For example, given $n=2$, we only need 2 points, (for example (0,0) and (1,1)), such that any other corner can be reached by only traveling 1 edge at max. For $n=3$ this is true as well that only 2 points are needed.
However this is not the case for $n=4$, is there an easily generalized formula for the number of points required to achieve this?
It's easy to give a formula for a lower bound: each selected point accounts for itself and $n$ neighbors, so at least $\big\lceil \frac{2^n}{n+1}\big\rceil$ points are required. For $n=4$, this gives $4$, which is correct. (The points could be $(0,0,0,0), (0,1,1,1), (1,0,0,0)$ and $(1,1,1,1)$, for example.)

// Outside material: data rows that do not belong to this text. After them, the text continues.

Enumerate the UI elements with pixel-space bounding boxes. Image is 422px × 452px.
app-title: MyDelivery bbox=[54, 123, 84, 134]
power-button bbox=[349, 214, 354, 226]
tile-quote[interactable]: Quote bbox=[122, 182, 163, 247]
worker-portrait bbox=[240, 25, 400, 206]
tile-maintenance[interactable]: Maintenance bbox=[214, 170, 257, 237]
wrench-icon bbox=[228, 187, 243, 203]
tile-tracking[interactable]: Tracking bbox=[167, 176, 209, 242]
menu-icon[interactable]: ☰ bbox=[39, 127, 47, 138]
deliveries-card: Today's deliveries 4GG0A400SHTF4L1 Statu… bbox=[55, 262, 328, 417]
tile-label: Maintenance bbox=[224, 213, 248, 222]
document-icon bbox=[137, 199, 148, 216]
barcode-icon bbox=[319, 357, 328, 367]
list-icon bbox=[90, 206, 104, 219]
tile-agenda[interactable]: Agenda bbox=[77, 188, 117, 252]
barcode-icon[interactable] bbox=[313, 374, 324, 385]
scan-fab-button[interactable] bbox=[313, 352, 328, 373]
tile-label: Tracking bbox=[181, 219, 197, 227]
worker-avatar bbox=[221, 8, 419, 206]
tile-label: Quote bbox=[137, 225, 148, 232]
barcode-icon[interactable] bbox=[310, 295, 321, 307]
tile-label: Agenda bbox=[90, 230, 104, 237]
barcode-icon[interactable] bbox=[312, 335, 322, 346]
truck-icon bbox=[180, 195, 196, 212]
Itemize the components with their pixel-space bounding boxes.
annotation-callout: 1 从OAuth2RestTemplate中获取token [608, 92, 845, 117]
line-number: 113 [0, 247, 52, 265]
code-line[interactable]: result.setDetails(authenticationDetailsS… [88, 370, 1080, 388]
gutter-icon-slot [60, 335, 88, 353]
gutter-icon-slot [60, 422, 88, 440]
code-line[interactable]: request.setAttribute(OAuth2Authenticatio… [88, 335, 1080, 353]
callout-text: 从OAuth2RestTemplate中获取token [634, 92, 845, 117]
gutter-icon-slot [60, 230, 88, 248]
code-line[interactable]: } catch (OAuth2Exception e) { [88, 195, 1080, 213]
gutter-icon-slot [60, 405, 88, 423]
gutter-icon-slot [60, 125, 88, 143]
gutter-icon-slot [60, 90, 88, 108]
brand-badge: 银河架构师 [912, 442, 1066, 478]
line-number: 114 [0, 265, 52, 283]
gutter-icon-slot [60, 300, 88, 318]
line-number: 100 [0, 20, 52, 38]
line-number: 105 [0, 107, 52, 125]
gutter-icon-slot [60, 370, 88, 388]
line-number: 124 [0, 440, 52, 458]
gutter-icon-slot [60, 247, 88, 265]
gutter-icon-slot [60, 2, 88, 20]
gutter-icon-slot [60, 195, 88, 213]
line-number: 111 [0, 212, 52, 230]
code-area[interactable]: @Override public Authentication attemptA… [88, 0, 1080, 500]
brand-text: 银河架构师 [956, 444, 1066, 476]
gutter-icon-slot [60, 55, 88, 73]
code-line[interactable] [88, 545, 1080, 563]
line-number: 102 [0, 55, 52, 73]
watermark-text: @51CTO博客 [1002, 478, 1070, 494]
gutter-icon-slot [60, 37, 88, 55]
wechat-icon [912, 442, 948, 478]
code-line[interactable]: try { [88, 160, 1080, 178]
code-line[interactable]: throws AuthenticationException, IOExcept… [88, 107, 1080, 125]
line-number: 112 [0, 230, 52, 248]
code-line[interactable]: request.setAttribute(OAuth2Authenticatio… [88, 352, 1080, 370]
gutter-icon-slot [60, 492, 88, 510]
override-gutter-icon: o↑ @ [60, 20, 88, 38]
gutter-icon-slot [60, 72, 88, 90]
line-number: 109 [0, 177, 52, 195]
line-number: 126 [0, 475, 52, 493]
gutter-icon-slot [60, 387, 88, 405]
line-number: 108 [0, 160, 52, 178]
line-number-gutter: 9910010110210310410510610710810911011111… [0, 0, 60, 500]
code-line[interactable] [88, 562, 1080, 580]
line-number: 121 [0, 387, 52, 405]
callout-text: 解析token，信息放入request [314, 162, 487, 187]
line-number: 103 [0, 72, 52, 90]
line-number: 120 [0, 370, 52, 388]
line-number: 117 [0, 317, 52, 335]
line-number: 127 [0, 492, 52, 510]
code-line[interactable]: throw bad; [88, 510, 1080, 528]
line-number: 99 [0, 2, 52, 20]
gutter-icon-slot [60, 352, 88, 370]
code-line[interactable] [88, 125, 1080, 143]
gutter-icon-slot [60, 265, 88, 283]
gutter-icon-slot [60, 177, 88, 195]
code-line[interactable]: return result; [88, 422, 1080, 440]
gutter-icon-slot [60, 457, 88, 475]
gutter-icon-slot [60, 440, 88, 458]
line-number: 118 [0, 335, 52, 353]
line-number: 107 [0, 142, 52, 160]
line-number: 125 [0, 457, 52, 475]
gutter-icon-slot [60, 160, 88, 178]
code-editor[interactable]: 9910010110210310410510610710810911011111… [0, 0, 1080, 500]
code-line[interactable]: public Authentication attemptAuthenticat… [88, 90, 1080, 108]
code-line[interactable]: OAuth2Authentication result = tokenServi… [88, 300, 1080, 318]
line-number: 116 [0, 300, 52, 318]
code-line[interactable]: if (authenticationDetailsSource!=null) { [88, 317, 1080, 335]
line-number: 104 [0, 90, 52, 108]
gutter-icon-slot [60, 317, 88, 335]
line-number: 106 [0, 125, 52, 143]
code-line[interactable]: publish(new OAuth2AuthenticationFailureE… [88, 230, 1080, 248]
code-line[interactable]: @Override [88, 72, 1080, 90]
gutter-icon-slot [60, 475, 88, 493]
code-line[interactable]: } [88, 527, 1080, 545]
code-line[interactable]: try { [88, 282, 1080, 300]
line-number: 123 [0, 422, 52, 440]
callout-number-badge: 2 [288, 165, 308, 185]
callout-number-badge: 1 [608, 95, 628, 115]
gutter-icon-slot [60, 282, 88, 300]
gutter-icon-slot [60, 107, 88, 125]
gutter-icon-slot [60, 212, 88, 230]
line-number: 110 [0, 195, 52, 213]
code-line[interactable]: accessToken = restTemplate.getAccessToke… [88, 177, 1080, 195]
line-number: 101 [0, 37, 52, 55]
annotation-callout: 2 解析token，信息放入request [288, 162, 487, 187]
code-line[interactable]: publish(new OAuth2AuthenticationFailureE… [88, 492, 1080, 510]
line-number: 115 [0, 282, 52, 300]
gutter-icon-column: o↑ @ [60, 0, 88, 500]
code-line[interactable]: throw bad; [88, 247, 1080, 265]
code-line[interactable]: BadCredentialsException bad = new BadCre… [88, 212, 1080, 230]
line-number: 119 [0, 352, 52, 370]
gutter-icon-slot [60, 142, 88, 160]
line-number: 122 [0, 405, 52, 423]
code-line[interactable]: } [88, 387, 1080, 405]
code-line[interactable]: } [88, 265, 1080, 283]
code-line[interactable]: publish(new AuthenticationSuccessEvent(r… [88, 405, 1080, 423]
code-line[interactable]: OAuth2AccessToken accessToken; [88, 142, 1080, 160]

Unfortunately, this lower bound cannot always be achieved. For $n=5$, the lower bound gives $6$, but $7$ points are actually needed. The values for $n \le 9$ are given in OEIS sequence A000983, but the sequence is labelled "hard" which suggests that not only is there no exact formula known, but also no efficient method for computing further values. Even for $n=10$, the answer is not known.
A significant exception (duly noted on the sequence's page) is that when $n$ is of the form $2^k - 1$ the lower bound can be achieved. In this case, the minimal covering of the $n$-hypercube corresponds to a Hamming code.